Argüello stressed that the draft law "ignores the sexual reality of all the cells of the body and above all, it despises people who are suffering by proposing they change their National Identity Document (DNI) as a way out” of their gender dysphoria crisis.

The Spanish government’s Council of Ministers approved on June 29 the bill entitled “the real and effective equality of trans people and for the guarantee of LGTBI rights,” otherwise known as the “Trans Law.”

The legislation can now go to the Congress of Deputies (lower house), to begin the legislative process.

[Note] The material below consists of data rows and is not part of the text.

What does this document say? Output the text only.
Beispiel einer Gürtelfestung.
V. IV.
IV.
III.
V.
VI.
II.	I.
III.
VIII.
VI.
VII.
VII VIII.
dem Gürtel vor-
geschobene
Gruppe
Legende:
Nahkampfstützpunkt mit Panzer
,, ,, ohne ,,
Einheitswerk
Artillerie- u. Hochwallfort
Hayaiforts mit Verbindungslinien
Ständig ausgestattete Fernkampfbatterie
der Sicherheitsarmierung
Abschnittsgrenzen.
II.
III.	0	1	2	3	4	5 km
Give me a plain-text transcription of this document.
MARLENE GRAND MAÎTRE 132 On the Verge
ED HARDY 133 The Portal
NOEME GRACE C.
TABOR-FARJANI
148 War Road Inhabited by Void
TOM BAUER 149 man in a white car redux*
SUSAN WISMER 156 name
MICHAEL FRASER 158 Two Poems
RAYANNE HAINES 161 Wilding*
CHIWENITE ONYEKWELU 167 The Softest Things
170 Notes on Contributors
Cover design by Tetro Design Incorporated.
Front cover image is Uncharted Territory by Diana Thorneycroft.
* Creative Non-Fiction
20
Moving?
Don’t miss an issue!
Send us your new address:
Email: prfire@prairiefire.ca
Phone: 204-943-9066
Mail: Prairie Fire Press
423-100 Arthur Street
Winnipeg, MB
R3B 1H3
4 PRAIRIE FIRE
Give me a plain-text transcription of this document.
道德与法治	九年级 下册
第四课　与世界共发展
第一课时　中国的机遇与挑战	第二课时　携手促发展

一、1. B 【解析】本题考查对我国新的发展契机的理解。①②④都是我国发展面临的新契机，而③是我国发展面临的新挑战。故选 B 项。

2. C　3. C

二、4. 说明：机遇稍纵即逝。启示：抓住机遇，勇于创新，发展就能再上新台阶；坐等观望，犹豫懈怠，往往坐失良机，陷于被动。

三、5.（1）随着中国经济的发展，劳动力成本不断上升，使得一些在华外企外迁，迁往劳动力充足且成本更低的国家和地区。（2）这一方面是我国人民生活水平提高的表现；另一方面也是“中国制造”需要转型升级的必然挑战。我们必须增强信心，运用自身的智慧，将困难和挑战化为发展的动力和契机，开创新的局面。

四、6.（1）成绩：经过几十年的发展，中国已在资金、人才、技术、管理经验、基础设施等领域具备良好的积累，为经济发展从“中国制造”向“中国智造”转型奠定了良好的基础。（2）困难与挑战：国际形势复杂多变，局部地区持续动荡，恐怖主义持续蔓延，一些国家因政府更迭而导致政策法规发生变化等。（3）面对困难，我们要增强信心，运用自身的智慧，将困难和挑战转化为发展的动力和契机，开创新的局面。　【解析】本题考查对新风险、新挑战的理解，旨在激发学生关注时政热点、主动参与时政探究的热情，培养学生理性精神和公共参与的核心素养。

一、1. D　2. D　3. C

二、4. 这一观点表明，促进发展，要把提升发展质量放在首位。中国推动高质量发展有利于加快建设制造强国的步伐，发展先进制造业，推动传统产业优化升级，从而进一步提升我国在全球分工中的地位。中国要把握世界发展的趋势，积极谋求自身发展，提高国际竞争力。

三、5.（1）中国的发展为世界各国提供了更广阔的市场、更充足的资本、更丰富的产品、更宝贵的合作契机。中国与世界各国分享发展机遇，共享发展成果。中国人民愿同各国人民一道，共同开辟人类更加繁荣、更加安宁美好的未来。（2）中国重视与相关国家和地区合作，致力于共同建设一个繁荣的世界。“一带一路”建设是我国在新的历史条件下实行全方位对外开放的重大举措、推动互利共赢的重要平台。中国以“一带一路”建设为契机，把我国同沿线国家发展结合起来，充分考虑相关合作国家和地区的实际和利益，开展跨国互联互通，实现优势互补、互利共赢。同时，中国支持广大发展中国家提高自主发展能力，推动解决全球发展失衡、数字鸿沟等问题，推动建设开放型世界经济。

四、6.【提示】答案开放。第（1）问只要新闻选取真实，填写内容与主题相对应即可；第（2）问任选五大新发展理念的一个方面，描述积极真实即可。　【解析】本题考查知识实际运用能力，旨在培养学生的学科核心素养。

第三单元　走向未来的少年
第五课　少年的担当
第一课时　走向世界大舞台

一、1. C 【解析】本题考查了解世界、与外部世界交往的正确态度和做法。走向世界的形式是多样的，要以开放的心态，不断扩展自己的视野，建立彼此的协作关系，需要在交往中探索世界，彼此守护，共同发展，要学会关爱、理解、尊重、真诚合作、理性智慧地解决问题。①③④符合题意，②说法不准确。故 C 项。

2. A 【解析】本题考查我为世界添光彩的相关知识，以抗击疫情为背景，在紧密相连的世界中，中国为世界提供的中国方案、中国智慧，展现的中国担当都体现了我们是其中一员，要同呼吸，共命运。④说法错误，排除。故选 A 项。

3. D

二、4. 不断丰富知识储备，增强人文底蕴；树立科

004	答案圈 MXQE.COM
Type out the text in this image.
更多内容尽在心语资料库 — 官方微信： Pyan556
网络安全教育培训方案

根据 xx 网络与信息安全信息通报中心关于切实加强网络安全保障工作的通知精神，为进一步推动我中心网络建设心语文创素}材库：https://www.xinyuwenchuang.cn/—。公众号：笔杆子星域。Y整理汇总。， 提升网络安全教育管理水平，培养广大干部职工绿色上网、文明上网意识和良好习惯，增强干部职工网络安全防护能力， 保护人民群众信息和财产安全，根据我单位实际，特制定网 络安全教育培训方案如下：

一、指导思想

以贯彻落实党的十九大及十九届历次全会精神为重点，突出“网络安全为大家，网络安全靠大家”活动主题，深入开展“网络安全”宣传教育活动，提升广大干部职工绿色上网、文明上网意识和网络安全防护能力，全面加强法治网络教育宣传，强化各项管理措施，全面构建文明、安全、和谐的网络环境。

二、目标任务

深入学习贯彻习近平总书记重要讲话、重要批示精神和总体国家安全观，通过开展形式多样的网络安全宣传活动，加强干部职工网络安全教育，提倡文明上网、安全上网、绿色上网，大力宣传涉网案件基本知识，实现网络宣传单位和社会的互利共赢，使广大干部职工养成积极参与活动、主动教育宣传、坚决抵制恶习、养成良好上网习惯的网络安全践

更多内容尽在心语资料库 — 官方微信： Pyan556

The draft text provides for self-determination of gender so a person can change one’s name and sex on the DNI just by presenting a declaration, without the need for providing medical reports or proof of having started hormone treatments - which current law requires.

The legal change of sex can be requested beginning at the age of 12, with judicial authorization. For those 14 to 16 years old, it can be requested with the consent of parents or legal representatives; after 16 years of age, the person can go to the civil registry office alone and request the change, without the need for anyone to certify the change.

This law also prohibits conversion therapy, punishable by fines of up to 150,000 euros.

Fines range between 200 to 2,000 euros for minor infractions, such as offending people for their gender identity; fines between 2,001 and 10,000 euros would exist for serious offenses such as a website provider not removing offensive expressions.

Fines ranging between 10,001 and 150,000 euros would be enforced for the most serious infractions, such as using or disseminating textbooks and materials in schools “that present people as superior or inferior in human dignity based on their orientation and sexual identity, expression of gender or sexual characteristics.”